Ardan tam 1 hafta geçti fakat ne Ege Aliyi nede Alkan beyi görmüştüm bu durumdan rahatsız değildim fakat gözlerim Ege Aliyi arıyordu nedenini bilmiyordum fakat onu görmek istiyordum.                                    Yine her sabah olduğu gibi resepsiyona inip işimin başına geçtim Ada çoktan varmış ve bir kaç rezervasyon işi ile ilgilenmeye başlamıştı bile.

''Ooo prenses sonunda indin kızım seni idare edeceğim diye canım çıkıyor iki kere Haluk ağabey sordu seni sordu ne diyeceğimi şaşırdım az oyalanmasan şu sabahları olmaz değil mi ''? Adanın yanaklarını sıkarak.
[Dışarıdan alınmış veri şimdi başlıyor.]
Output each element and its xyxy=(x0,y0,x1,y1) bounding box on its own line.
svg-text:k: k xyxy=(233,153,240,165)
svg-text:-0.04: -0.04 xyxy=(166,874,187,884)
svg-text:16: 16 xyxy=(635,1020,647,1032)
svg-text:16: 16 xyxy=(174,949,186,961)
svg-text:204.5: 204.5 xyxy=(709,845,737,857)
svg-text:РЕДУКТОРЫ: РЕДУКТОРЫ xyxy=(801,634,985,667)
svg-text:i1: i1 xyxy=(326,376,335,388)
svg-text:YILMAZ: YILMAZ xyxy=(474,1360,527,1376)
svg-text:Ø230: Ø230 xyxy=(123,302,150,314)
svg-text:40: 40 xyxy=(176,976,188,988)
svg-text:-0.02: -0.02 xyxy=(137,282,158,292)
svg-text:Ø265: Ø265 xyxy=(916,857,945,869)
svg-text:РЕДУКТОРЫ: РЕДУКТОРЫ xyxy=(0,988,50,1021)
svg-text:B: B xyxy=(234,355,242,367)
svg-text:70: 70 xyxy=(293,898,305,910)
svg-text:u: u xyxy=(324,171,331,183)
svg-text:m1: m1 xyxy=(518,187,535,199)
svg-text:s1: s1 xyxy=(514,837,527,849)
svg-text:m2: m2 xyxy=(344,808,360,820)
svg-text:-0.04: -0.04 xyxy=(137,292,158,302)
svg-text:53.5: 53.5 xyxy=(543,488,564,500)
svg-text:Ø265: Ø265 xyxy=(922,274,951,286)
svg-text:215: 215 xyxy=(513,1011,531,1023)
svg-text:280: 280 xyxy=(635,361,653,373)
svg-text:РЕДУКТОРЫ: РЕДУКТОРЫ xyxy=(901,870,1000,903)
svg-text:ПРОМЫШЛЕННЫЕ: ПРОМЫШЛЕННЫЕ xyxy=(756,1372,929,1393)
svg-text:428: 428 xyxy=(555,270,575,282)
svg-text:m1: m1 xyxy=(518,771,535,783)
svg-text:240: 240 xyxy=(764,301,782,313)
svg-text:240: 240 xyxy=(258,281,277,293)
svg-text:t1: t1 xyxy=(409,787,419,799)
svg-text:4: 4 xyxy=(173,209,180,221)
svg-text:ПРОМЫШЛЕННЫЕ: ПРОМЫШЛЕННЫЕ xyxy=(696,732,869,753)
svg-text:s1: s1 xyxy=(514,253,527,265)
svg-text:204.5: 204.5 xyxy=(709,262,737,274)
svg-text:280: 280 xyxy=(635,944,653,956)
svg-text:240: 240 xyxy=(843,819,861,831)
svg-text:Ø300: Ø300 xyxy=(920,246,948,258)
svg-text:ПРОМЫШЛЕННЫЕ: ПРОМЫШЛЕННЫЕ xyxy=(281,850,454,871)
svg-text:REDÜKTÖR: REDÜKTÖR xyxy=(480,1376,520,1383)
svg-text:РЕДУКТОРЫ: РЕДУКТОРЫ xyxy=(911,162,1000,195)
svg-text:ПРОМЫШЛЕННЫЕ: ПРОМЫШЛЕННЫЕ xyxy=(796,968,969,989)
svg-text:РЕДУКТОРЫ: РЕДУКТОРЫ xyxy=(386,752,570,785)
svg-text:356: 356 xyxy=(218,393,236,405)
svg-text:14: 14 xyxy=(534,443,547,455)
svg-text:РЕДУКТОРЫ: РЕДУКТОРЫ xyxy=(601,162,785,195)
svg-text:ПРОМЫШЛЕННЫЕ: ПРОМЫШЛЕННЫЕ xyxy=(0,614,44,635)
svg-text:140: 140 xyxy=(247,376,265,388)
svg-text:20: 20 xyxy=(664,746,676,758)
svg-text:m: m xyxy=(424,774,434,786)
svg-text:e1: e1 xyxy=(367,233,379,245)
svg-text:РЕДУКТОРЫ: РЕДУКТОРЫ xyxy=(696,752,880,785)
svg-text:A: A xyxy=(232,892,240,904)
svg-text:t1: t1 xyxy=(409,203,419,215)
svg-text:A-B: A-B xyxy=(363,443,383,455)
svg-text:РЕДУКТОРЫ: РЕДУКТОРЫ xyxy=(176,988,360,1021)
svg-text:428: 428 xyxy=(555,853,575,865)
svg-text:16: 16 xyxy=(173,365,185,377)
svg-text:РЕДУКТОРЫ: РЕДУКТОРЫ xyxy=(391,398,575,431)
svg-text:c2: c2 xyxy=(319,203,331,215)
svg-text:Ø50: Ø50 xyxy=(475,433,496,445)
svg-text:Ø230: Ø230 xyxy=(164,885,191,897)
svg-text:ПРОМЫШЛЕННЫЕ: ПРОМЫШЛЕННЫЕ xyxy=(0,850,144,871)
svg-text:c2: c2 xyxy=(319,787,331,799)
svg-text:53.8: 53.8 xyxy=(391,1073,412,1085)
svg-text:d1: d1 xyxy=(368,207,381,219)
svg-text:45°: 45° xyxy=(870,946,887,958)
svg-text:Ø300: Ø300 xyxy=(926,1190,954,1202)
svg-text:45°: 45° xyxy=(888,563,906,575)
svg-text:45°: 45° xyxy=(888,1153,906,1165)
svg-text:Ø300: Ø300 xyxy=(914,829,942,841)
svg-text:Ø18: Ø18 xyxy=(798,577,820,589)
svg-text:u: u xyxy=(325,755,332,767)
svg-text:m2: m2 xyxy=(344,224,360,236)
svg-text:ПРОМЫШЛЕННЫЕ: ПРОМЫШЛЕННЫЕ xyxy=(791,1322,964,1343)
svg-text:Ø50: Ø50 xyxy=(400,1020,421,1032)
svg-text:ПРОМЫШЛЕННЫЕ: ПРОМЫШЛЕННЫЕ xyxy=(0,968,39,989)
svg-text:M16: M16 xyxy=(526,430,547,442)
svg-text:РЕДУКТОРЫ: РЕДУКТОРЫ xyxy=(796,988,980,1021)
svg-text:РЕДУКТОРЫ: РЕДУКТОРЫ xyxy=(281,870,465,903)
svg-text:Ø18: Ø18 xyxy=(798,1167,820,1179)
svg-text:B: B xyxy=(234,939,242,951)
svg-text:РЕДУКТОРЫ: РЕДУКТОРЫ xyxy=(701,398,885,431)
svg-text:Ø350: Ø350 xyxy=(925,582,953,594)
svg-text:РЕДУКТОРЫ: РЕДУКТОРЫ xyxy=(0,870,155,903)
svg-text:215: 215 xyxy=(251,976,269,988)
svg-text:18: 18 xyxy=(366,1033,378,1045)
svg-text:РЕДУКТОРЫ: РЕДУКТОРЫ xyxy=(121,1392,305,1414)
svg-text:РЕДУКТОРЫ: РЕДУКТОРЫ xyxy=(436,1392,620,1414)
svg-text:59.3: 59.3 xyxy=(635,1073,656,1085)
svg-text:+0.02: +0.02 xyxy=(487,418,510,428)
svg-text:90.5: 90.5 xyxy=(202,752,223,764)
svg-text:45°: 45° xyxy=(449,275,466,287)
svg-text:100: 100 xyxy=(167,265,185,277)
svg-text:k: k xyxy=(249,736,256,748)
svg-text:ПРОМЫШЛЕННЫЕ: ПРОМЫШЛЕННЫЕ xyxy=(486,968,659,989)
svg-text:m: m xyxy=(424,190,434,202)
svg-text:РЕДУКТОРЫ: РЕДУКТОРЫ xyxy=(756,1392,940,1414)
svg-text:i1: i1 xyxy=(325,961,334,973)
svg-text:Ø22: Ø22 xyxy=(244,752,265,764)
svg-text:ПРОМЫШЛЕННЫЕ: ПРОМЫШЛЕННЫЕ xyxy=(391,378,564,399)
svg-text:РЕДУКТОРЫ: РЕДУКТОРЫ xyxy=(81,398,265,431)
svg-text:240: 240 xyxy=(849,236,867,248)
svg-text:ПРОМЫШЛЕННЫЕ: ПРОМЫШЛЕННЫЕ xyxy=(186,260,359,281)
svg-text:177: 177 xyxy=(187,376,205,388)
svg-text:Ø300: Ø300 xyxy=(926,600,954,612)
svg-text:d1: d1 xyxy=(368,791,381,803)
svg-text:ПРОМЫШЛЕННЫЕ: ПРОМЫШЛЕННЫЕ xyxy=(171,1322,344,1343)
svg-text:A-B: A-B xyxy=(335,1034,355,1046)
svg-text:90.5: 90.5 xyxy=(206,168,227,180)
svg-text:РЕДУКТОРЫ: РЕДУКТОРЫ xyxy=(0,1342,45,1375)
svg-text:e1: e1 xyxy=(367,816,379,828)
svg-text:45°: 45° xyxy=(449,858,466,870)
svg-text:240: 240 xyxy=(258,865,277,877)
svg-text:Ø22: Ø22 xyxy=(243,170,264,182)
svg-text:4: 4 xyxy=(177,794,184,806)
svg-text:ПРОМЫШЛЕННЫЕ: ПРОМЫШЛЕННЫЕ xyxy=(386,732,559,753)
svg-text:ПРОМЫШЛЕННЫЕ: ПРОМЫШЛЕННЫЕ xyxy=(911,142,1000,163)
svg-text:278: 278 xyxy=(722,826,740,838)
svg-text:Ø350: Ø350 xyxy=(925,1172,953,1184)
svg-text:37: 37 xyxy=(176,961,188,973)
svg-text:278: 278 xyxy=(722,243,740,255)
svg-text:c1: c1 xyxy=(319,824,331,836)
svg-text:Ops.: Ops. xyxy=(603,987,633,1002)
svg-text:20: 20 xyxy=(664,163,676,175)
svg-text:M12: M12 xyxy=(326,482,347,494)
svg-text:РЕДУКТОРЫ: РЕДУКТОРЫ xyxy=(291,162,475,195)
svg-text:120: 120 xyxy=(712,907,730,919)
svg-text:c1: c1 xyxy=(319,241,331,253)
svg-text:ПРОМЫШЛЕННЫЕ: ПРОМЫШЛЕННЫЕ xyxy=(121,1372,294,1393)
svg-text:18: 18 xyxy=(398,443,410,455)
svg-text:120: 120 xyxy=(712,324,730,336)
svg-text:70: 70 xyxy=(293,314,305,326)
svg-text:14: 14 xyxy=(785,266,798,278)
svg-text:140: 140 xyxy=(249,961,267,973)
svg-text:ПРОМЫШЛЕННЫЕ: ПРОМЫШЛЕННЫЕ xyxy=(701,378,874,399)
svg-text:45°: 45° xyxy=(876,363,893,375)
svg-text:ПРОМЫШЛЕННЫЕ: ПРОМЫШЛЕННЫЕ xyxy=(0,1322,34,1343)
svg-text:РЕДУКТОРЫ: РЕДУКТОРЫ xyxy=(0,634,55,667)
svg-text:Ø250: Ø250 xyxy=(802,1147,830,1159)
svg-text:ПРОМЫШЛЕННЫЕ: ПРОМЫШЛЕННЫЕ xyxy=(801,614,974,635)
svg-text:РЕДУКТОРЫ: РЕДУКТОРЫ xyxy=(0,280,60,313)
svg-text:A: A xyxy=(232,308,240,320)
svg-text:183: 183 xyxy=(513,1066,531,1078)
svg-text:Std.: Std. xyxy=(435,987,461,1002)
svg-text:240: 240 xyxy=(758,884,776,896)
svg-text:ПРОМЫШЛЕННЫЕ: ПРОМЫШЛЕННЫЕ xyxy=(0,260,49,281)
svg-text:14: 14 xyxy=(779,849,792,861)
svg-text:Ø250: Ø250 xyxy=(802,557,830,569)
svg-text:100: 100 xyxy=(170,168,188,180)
''Benim güzel arkadaşım sabah sabah bu kadar konuşmak için bunca enerjiyi nereden topladın kaynağı nerede bunun söyle de bende faydalanayım''


''Komik değil Yasemin ya Alkan bey gelse ve işi savsakladığını görse hayatta acımaz işten atılırsın''


''O kovar Ege Ali alır ''. Bunu söylediğime gerçekten inanamamıştım Ada bir kaç saniyelik şokun ardından.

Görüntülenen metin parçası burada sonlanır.